Peran Strategis Indonesia Menghidupkan Kembali Spirit KAA Bandung 1955 dan Gerakan Nonblok Beograd 1961 Lewat BRICS

Bagikan artikel ini

Meski dalam Konferensi Tingkat Tinggi Negara-Negara BRICS pada 24 Agustus 2023 lalu di Johannesburg, Afrika Selatan,  Indonesia batal bergabung dalam jajaran enam anggota baru, namun pada KTT BRICS 2024 mendatang Indonesia harus bergabung mengingat BRICS saat ini mampu memainkan diri sebagai balancing strategy atau strategi perimbangan kekuatan menghadapi hegemoni global negara-negara blok AS dan Eropa Barat.
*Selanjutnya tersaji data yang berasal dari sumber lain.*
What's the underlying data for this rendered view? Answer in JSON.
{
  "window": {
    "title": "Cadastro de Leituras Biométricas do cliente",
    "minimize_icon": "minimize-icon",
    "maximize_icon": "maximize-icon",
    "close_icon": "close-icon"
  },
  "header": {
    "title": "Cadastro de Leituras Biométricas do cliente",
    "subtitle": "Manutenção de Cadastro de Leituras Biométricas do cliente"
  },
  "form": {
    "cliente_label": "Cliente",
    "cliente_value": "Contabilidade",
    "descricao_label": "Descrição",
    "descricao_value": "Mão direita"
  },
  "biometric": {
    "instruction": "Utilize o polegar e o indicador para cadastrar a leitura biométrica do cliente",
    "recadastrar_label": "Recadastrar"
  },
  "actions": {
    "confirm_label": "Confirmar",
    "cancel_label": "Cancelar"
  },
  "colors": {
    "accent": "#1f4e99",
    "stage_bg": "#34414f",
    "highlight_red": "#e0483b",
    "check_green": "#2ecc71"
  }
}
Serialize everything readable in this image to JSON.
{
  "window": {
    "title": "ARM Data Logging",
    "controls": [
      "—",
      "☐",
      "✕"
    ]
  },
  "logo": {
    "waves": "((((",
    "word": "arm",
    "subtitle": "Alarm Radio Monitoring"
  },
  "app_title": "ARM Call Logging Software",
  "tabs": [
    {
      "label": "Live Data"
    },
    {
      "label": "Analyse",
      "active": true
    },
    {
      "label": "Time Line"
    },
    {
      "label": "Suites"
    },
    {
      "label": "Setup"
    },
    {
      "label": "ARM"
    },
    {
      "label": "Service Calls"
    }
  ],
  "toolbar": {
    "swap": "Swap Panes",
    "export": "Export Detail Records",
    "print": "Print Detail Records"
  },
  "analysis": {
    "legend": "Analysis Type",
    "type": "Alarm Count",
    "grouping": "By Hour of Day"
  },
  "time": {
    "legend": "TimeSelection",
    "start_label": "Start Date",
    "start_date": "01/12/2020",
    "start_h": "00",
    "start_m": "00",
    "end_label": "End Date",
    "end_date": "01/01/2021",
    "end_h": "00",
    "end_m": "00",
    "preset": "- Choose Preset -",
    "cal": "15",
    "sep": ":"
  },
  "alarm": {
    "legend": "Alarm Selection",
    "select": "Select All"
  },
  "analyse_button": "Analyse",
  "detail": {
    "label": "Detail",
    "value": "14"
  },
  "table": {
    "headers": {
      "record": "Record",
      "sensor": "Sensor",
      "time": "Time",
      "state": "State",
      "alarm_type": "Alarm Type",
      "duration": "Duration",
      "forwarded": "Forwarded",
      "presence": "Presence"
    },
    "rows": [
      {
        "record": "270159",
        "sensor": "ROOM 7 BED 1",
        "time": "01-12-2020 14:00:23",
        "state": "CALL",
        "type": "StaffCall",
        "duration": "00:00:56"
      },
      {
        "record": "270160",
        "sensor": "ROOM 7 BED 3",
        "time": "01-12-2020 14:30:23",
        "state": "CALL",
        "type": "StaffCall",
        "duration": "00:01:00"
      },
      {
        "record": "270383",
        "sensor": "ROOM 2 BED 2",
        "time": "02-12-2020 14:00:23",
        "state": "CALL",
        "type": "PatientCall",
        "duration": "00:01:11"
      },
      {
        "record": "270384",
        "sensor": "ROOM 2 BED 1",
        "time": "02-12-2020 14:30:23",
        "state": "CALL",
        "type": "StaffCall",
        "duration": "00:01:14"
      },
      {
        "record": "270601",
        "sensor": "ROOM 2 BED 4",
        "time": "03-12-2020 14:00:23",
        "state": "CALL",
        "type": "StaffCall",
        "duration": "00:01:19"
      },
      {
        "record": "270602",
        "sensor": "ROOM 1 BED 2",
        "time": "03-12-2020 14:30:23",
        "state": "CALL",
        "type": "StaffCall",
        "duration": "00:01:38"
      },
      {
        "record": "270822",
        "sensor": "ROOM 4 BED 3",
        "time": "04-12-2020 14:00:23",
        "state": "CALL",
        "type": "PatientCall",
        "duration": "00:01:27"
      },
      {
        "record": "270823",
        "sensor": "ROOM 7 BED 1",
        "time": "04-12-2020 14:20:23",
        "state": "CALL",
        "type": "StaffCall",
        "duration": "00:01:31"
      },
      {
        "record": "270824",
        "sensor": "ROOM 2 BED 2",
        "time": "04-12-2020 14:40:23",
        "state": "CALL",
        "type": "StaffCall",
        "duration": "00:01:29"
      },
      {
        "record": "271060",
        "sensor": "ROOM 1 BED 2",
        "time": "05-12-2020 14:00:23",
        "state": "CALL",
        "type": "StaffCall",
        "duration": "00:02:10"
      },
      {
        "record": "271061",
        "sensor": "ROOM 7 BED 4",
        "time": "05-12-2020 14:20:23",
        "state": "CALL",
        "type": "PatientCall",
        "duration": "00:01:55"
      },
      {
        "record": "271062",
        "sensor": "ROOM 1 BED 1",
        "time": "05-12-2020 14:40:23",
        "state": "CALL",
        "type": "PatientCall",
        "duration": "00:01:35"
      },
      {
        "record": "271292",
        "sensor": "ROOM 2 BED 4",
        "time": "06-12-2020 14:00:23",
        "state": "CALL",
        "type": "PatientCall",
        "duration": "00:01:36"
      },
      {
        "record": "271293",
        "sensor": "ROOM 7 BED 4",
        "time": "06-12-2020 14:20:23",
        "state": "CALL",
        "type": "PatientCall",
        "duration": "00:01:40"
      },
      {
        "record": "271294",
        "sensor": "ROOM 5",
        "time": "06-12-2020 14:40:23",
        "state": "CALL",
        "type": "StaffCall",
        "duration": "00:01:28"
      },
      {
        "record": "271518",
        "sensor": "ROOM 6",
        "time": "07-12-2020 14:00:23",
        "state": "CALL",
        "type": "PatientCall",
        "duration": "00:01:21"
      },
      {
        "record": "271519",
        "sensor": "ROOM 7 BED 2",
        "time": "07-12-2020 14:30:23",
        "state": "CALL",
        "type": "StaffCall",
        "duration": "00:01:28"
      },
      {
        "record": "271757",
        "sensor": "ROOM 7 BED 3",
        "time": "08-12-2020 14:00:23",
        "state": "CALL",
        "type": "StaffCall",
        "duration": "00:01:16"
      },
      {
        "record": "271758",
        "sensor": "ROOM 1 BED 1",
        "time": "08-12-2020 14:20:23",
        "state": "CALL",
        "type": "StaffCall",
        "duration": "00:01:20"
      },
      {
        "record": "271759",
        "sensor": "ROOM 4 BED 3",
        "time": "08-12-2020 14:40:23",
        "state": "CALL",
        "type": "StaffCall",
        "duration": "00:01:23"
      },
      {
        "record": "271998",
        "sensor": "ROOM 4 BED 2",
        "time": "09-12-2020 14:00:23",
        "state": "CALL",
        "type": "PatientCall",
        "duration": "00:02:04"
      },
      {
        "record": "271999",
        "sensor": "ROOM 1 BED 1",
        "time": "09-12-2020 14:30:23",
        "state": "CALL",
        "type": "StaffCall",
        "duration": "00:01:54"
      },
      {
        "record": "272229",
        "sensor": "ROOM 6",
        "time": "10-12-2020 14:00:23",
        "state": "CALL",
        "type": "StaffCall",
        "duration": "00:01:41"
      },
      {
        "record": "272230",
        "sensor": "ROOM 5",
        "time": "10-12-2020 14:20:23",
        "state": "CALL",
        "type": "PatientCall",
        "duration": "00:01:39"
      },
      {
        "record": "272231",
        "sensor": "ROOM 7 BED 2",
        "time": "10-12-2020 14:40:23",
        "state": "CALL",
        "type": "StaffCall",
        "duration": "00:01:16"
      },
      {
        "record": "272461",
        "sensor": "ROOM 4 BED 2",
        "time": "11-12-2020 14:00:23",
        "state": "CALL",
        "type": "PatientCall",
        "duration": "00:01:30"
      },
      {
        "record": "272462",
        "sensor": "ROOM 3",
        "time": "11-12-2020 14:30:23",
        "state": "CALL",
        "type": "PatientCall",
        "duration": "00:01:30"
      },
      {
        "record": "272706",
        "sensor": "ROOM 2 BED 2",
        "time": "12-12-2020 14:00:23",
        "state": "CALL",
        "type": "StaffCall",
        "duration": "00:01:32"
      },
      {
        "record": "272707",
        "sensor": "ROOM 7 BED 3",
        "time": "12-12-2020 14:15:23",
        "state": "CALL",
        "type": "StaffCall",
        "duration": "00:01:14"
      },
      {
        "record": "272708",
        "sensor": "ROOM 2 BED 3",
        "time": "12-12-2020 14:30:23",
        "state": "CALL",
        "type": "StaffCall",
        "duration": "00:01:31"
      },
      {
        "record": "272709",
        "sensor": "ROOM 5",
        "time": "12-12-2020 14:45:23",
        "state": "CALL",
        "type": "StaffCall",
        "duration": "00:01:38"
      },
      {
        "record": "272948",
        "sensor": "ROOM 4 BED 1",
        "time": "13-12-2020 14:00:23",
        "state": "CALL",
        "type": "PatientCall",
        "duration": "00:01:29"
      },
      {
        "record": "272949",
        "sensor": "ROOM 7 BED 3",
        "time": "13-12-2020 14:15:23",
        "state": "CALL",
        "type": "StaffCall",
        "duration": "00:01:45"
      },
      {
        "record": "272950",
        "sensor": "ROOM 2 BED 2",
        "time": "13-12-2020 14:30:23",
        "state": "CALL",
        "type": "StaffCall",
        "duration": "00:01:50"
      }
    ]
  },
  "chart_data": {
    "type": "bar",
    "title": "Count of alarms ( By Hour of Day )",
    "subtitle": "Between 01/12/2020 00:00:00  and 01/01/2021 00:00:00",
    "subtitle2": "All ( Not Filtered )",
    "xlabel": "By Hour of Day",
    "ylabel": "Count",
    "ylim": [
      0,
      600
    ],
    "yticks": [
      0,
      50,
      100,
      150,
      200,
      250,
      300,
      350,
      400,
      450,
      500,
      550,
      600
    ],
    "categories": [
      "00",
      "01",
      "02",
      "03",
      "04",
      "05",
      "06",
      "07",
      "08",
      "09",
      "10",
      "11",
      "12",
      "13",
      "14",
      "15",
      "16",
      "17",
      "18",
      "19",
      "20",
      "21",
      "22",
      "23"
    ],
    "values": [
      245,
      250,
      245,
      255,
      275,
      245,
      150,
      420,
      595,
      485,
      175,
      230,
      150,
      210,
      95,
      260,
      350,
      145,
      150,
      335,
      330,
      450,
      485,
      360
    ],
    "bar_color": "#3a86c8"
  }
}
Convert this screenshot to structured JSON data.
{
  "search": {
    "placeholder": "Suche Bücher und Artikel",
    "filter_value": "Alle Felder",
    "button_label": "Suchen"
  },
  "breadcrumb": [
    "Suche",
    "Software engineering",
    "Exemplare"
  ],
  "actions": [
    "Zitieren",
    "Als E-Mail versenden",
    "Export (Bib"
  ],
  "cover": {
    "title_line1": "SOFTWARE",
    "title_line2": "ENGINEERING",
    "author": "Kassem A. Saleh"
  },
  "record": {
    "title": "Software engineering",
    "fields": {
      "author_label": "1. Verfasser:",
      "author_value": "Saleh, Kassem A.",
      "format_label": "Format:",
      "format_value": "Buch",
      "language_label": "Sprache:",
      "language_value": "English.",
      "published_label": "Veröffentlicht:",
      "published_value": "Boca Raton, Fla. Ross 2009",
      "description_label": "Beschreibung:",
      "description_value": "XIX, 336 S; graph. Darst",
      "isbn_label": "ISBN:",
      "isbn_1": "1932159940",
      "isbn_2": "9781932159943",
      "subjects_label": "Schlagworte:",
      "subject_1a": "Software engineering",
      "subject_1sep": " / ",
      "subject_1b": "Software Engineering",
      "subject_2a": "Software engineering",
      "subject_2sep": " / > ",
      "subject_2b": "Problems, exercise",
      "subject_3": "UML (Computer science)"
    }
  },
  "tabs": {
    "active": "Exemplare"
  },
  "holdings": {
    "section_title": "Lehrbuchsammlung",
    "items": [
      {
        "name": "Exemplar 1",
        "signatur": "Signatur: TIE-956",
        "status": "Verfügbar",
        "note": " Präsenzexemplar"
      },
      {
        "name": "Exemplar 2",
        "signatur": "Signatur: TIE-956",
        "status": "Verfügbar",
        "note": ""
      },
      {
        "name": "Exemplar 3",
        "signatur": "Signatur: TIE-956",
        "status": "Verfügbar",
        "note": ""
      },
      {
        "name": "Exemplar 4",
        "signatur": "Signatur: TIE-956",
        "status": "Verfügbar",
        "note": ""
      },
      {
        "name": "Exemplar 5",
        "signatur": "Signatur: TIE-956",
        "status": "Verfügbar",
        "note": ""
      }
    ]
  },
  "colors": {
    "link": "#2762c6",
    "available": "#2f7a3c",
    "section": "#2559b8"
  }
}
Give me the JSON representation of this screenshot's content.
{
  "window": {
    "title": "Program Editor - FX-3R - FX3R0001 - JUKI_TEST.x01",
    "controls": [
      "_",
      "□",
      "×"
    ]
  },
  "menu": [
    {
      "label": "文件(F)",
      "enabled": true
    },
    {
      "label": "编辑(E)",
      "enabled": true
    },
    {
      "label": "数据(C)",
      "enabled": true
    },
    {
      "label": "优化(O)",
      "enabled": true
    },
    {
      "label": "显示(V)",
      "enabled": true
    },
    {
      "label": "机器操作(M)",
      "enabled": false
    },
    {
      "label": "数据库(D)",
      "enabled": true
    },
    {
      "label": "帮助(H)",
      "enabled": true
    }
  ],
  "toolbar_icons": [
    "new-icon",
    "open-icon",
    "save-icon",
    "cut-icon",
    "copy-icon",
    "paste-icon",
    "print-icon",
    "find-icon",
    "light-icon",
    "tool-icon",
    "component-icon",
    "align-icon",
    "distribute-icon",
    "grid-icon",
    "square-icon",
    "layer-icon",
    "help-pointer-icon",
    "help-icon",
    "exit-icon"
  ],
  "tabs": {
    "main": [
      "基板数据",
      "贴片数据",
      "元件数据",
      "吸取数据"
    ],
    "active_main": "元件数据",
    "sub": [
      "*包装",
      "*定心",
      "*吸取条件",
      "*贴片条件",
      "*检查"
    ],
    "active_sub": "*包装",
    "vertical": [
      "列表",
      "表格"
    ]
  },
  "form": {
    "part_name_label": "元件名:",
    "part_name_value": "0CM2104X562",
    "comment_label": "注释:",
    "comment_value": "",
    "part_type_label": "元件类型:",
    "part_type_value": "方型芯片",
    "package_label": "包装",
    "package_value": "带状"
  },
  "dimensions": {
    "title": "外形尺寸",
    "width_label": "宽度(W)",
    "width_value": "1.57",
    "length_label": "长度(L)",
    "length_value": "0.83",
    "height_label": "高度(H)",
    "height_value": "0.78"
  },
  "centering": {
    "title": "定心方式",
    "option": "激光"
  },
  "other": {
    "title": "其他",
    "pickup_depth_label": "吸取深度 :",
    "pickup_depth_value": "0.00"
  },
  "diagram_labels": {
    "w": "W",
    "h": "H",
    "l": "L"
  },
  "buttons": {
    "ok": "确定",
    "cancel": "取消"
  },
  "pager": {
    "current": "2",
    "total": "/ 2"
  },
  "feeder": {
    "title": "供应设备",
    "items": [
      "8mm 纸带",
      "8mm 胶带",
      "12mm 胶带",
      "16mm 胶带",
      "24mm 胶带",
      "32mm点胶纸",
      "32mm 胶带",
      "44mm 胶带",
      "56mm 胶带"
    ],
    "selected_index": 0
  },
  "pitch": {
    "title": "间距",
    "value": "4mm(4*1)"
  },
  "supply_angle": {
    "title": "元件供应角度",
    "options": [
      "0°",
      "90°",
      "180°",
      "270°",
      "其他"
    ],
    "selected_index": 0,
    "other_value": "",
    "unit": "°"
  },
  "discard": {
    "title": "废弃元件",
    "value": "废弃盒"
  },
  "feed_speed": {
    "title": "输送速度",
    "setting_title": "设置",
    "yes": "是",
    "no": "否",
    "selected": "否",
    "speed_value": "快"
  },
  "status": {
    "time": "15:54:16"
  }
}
Indonesia Siap Hadiri KTT BRICS di Afrika Selatan, Minat Gabung?

Salah satu persaingan global yang cukup sengit saat ini di ranah ekonomi dan perdagangan adalah di sektor energi dan pertambangan. Dari blok AS dan Eropa Barat masih didominasi oleh ExxonMobil, British Petroleum, Royal Dutch Shell, Rio Tinto, Conoco Philips,  Anglo American, Chevron, dan Total.

Adapun China antara lain China National Petroleum, CNOOC, Sinopec dan China Shenhua Coal.

Adapun di ranah agro-bisnis atau pertanian, beberapa perusahaan AS juga masih mengendalikan arah kebijakan agro-bisnis negara-negara berkembang. Misalnya perusahaan swasta AS Cargill, yang saat ini masih merupakan pedagang komoditas pertanian terbesar dengan omzet $108 miliar tercatat pada 2010 lalu. Juga perusahaan privat Prancis Louis Dreyfus, selain itu juga sebuah perusahaan yang juga terkoneksi dengan AS dan Eropa Barat dan berbasis di Singapura yaitu Olam International. Pun juga Noble Group, sebuah perusahaan berbasis di Hongkong yang menyebut dirinya sebagai pedagang komoditas terdefersifikasi terbesar di Asia. Omzetnya pada 2010 tercatat lebih dari $57 miliar dalam priduk pertanian, energi, logam, dan mineral.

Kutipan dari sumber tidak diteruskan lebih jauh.